Munich Re’s recently released report on 2012 cat losses argues that states need to strengthen loss prevention efforts to mitigate the threat of rising insured losses.
US losses accounted for a far higher proportion of natural cat losses than usual in 2012, with losses associated with Superstorm Sandy and the severe drought in the Midwest raising questions about disaster preparedness in the US and developed countries in general.
According to Torston Jeworrk, member of the board of management at Munich Re, “it would certainly be possible to protect conurbations like New York better from the effects of storm surges [like those experienced during Superstorm Sandy]. Such action would make economic sense and insurers could also reflect the reduced exposure in their pricing.”
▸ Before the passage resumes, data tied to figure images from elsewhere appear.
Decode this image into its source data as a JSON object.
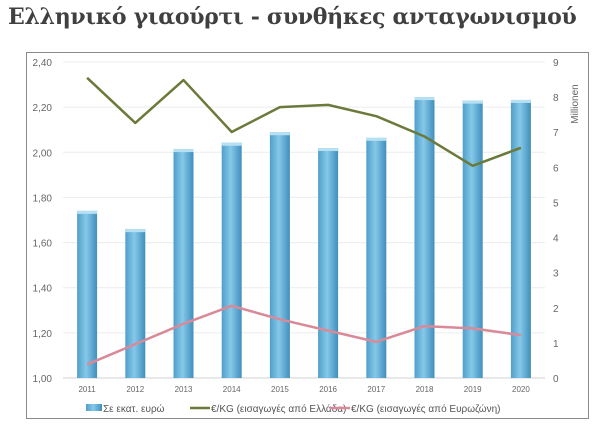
{
  "title": "Ελληνικό γιαούρτι - συνθήκες ανταγωνισμού",
  "chart_data": {
    "type": "bar+line",
    "title": "Ελληνικό γιαούρτι - συνθήκες ανταγωνισμού",
    "categories": [
      "2011",
      "2012",
      "2013",
      "2014",
      "2015",
      "2016",
      "2017",
      "2018",
      "2019",
      "2020"
    ],
    "left_axis": {
      "ylim": [
        1.0,
        2.4
      ],
      "ticks": [
        "1,00",
        "1,20",
        "1,40",
        "1,60",
        "1,80",
        "2,00",
        "2,20",
        "2,40"
      ]
    },
    "right_axis": {
      "label": "Millionen",
      "ylim": [
        0,
        9
      ],
      "ticks": [
        "0",
        "1",
        "2",
        "3",
        "4",
        "5",
        "6",
        "7",
        "8",
        "9"
      ]
    },
    "series": [
      {
        "name": "Σε εκατ. ευρώ",
        "type": "bar",
        "axis": "right",
        "color": "#5aaed8",
        "values": [
          4.76,
          4.24,
          6.52,
          6.7,
          7.0,
          6.55,
          6.84,
          8.0,
          7.9,
          7.92
        ]
      },
      {
        "name": "€/KG (εισαγωγές από Ελλάδα)",
        "type": "line",
        "axis": "left",
        "color": "#6b7a3a",
        "values": [
          2.33,
          2.13,
          2.32,
          2.09,
          2.2,
          2.21,
          2.16,
          2.07,
          1.94,
          2.02
        ]
      },
      {
        "name": "€/KG (εισαγωγές από Ευρωζώνη)",
        "type": "line",
        "axis": "left",
        "color": "#d98a98",
        "values": [
          1.06,
          1.15,
          1.24,
          1.32,
          1.26,
          1.21,
          1.16,
          1.23,
          1.22,
          1.19
        ]
      }
    ],
    "grid": true,
    "legend": "bottom"
  }
}
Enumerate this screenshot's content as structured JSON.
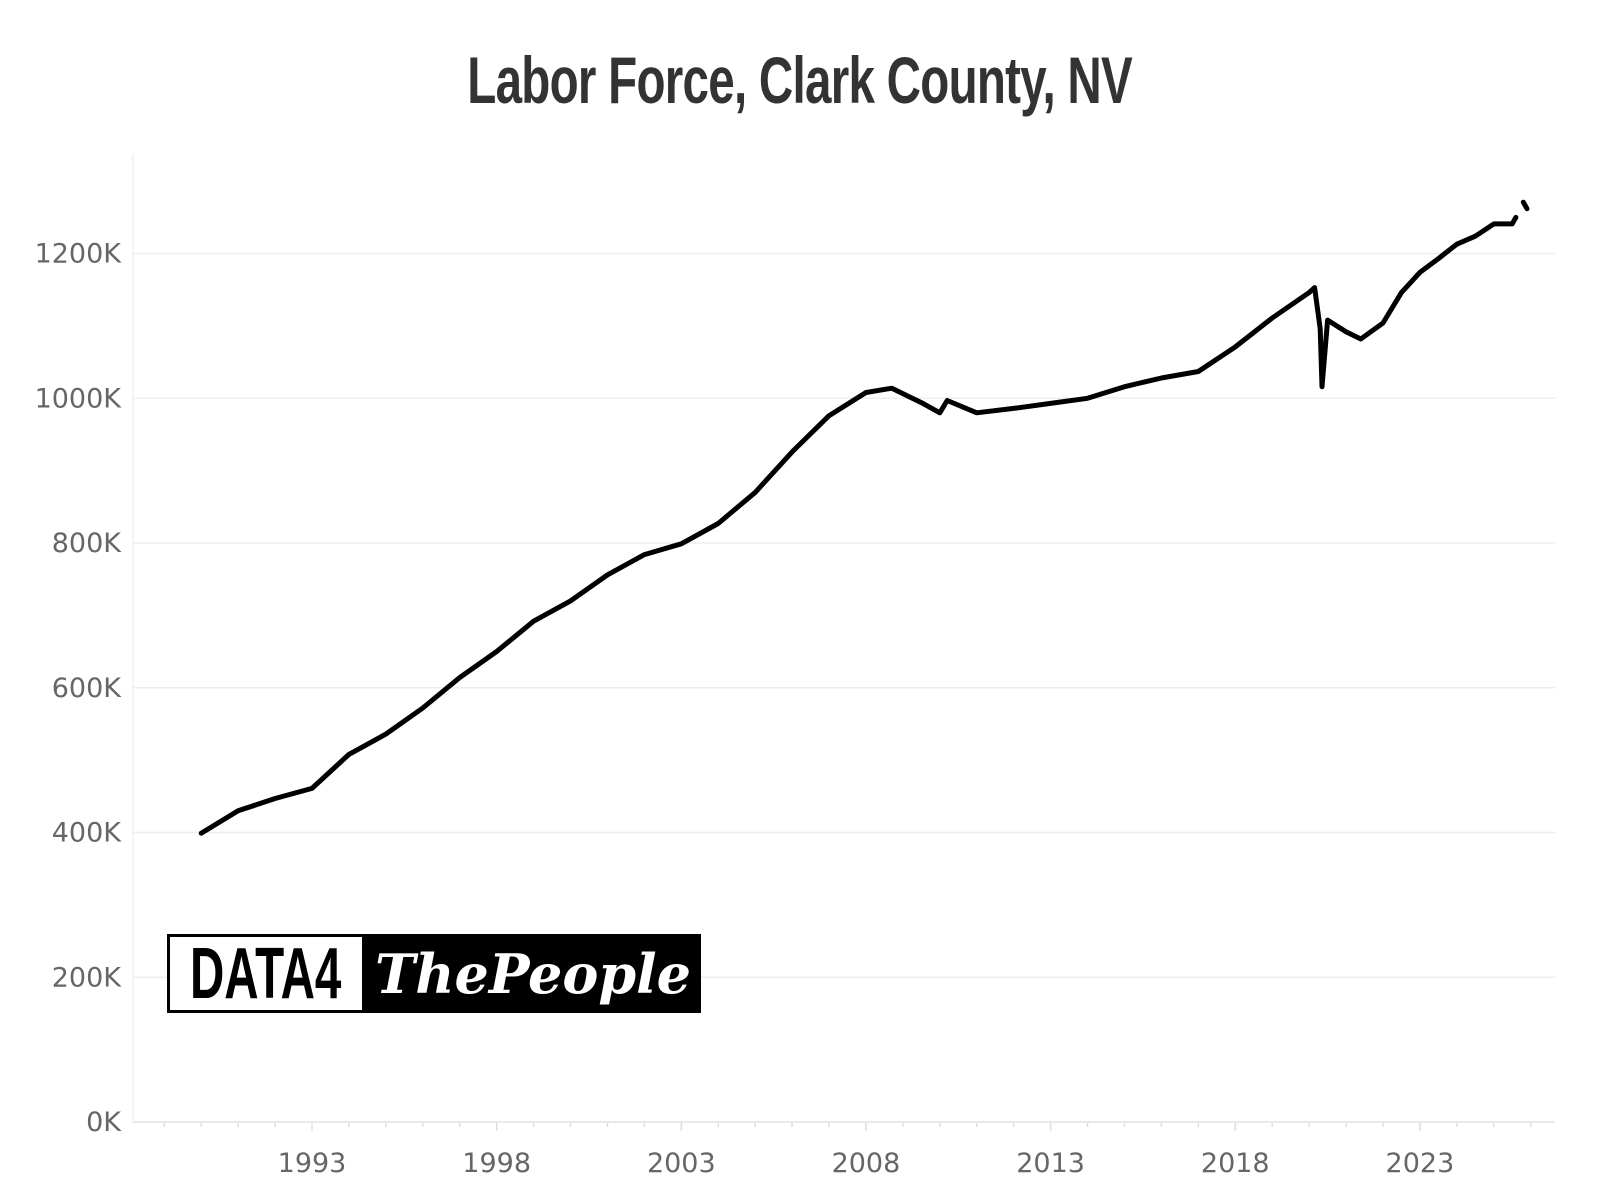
{
  "chart_data": {
    "type": "line",
    "title": "Labor Force, Clark County, NV",
    "xlabel": "",
    "ylabel": "",
    "xlim": [
      1988.3,
      2027
    ],
    "ylim": [
      -60,
      1380
    ],
    "x_ticks": [
      1993,
      1998,
      2003,
      2008,
      2013,
      2018,
      2023
    ],
    "y_ticks": [
      0,
      200,
      400,
      600,
      800,
      1000,
      1200
    ],
    "y_tick_labels": [
      "0K",
      "200K",
      "400K",
      "600K",
      "800K",
      "1000K",
      "1200K"
    ],
    "grid": "horizontal",
    "line_color": "#000000",
    "x": [
      1990.0,
      1991,
      1992,
      1993,
      1994,
      1995,
      1996,
      1997,
      1998,
      1999,
      2000,
      2001,
      2002,
      2003,
      2004,
      2005,
      2006,
      2007,
      2008,
      2008.7,
      2009.5,
      2010,
      2010.2,
      2011,
      2012,
      2013,
      2014,
      2015,
      2016,
      2017,
      2018,
      2019,
      2020.0,
      2020.15,
      2020.3,
      2020.35,
      2020.5,
      2021,
      2021.4,
      2022,
      2022.5,
      2023,
      2023.5,
      2024,
      2024.5,
      2025,
      2025.5,
      2025.6,
      2025.7,
      2025.8,
      2025.9
    ],
    "values": [
      399,
      430,
      447,
      461,
      508,
      536,
      572,
      614,
      650,
      692,
      720,
      756,
      784,
      799,
      827,
      870,
      926,
      976,
      1008,
      1014,
      994,
      980,
      997,
      980,
      986,
      993,
      1000,
      1016,
      1028,
      1037,
      1071,
      1111,
      1146,
      1153,
      1096,
      1016,
      1108,
      1092,
      1082,
      1104,
      1146,
      1174,
      1193,
      1213,
      1224,
      1241,
      1241,
      1250,
      null,
      1271,
      1262
    ],
    "value_unit": "K"
  },
  "logo": {
    "text": "DATA4ThePeople",
    "part1": "DATA4",
    "part2": "ThePeople"
  }
}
According to professor Peter Höppe, chief risk researcher at Munich Re, Sandy was “a truly exceptional storm”, but should not be written off as an anomaly, particularly when considered in conjunction with the costly drought that plagued the US Corn Belt this the summer.
Höppe commented: “these two catastrophes clearly demonstrate the type of events we can expect to contend with more often in the future. It is not possible, of course, to attribute individual events to climate change, each theoretically being possible in isolation. However, numerous studies assume a rise in summer drought periods in North America in the future and an increasing probability of severe cyclones relatively far north along the US East Coast in the long-term. The rise in sea level caused by climate change will further increase the risk of storm surge. And, with no apparent prospect of progress in international climate negotiations like those held recently in Doha, adaptation to such hazards using suitable protective measures is absolutely essential.”